Authors : Shivaji Methe, Abhijeet Dawle
DOI : 10.5281/zenodo.16928893
Volume : 15
Issue : 2
Year : 2025
Page No : 492-500
Amitav Ghosh’s The Living Mountain (2022) is an eco-fable that uses parabolic storytelling to explore philosophical ideas. It examines how people have become detached from nature and the colonial origins of ecological harm. The story takes the form of a grandmother telling a tale to her grandchildren. In doing so, it gently criticizes the colonial-capitalist ideas that tried to control, categorize, and take resources from the earth, with a focus on mountains, forests, and native knowledge. This paper analyzes The Living Mountain through the lenses of postcolonialism, postmodernism, and cultural studies, with a focus on how the novella articulates a critique of imperial epistemologies and modern technoscientific arrogance. This paper places Ghosh’s story in the context of 21st-century literature, noting its alignment with postmodern ideas through its mixing of genre, history, and storytelling. The Living Mountain also goes back to ideas important in postcolonial theory, like displacement, environmental injustice, and when indigenous people’s voices are ignored.
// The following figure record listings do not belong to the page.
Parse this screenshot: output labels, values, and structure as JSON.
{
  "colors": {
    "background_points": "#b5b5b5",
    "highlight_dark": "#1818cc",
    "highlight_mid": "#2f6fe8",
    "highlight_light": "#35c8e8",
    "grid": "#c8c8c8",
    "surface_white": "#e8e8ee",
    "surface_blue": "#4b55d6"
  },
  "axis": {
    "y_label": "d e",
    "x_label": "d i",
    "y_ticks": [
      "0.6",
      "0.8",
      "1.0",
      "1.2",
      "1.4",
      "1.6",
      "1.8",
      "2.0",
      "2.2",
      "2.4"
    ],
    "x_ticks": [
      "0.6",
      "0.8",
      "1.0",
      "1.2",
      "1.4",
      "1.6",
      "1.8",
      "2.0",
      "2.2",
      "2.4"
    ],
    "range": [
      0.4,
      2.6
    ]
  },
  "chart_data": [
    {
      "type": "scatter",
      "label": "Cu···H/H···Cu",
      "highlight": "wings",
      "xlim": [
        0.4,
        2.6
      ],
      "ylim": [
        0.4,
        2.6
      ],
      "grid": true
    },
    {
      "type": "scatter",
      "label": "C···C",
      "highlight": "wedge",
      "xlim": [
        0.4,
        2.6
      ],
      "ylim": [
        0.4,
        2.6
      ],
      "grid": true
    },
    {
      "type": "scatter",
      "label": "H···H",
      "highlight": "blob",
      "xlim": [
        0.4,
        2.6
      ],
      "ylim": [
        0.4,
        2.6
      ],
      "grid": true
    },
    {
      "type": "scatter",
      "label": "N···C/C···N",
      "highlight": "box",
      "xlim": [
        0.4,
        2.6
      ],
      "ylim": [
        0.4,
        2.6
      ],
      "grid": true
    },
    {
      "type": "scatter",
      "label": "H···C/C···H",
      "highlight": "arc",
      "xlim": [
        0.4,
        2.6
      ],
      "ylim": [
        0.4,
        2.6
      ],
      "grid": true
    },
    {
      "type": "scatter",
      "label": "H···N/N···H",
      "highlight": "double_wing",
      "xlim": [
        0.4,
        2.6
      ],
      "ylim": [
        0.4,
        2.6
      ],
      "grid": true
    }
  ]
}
Cultural studies permits analyses of the myths, stories, memories, and forms of opposition present in a grandmother’s tale. The paper draws on key critical thinkers such as Edward Said, Homi Bhabha, Gayatri Spivak, and Arjun Appadurai to analyze the coloniality of power and the survival of subaltern cosmologies in the text. Ghosh’s story, when closely read and analyzed, shows how ecological wisdom is brought back as a way for culture to resist and survive. The Living Mountain is a short but strong contribution to current discussions on climate change, memory, and postcolonial identity during the Anthropocene.